Oleh Faizal Assegaf (kritikus)
Sudah diprediksi, SBY dan Demokrat ngotot AHY harus jadi Cawapres. Keharusan dan harga mati. Jika tidak, Demokrat akan keluar dari koalisi Nasdem, PKS dan Partai Ummat.
Ihwal itu membuat Anies Baswedan berada dalam posisi dilematis. Sebab PKS pun menyodorkan beberapa nama sebagai Cawapres. Namun sikap PKS matang, elegan dan realistis. Tidak ngotot!
Menariknya SBY dan Demokrat tak hanya mengunci Anies. Namun, PDIP pun dibujuk agar AHY dipinang Ganjar Pranowo. Walhasil, saling kedip mata antara Puan dan AHY dimainkan.

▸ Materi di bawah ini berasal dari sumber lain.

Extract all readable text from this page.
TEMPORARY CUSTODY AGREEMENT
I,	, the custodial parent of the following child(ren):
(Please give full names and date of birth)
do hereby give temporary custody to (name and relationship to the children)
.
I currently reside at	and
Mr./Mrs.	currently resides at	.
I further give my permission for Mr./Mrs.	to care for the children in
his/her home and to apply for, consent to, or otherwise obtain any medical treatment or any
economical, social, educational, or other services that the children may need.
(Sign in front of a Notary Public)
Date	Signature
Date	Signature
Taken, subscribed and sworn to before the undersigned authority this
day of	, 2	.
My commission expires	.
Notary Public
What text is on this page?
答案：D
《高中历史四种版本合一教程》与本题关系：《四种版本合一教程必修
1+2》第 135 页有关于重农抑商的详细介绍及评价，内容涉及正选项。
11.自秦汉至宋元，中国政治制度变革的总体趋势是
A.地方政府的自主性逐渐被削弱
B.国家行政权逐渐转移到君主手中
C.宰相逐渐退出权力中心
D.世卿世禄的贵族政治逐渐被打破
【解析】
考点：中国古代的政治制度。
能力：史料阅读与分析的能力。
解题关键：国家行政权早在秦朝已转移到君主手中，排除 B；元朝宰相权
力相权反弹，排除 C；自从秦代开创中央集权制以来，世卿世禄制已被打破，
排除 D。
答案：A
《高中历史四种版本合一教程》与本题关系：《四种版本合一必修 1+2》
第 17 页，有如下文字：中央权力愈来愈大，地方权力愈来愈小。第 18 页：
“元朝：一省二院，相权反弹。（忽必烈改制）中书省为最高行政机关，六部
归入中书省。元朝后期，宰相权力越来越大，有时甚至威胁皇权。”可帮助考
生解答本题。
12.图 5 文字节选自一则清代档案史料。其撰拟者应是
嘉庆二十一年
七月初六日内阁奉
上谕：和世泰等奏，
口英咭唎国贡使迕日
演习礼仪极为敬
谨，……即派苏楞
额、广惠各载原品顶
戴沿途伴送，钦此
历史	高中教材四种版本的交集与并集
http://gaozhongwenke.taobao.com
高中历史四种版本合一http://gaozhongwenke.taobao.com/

Saat pertemuan Puan dan AHY berlangsung mesra, sikap Nasdem dan PKS merespon santai. Tidak menuding SBY, AHY dan Demokrat pengkhianat. Bahkan Anies sangat tenang dan bijak.
Sejak itu publik membaca dengan sangat terang, SBY dan Demokrat kerja keras demi AHY jadi Cawapres. Tak peduli Anies atau Ganjar, yang penting hajat utama AHY masuk arena Pilpres.
Maklum, selama lebih dari 10 tahun SBY telah melakukan segala jurus politik. Tujuannya satu, AHY harus jadi Cawapres. Tidak ada yang dipikirkan selain hajat dan kepentingan tersebut.
Kini terbukti, setelah AHY tak dipilih jadi Cawapres, kemarahan pun meledak. Segala tudingan jahat dialamatkan pada Anies, Surya Paloh dan Nasdem. Seolah karir AHY sudah tamat.
Padahal, bukankah SBY dan Demokrat juga melobi PDIP untuk memasangkan Ganjar – AHY? Aneh, bermain di dua kaki, tapi marah ke Anies, sembari lembut dan mesra ke Ganjar, Megawati dan PDIP.
Andai SBY tulus berpihak pada aspirasi rakyat dan agenda perubahan, tentu tidak terjebak dalam ambisi buta. Mestinya SBY, AHY dan Demokrat bersikap konsisten sebagaimana PKS dan Nasdem.
Bongkar pasang Capres – Cawapres hal biasa!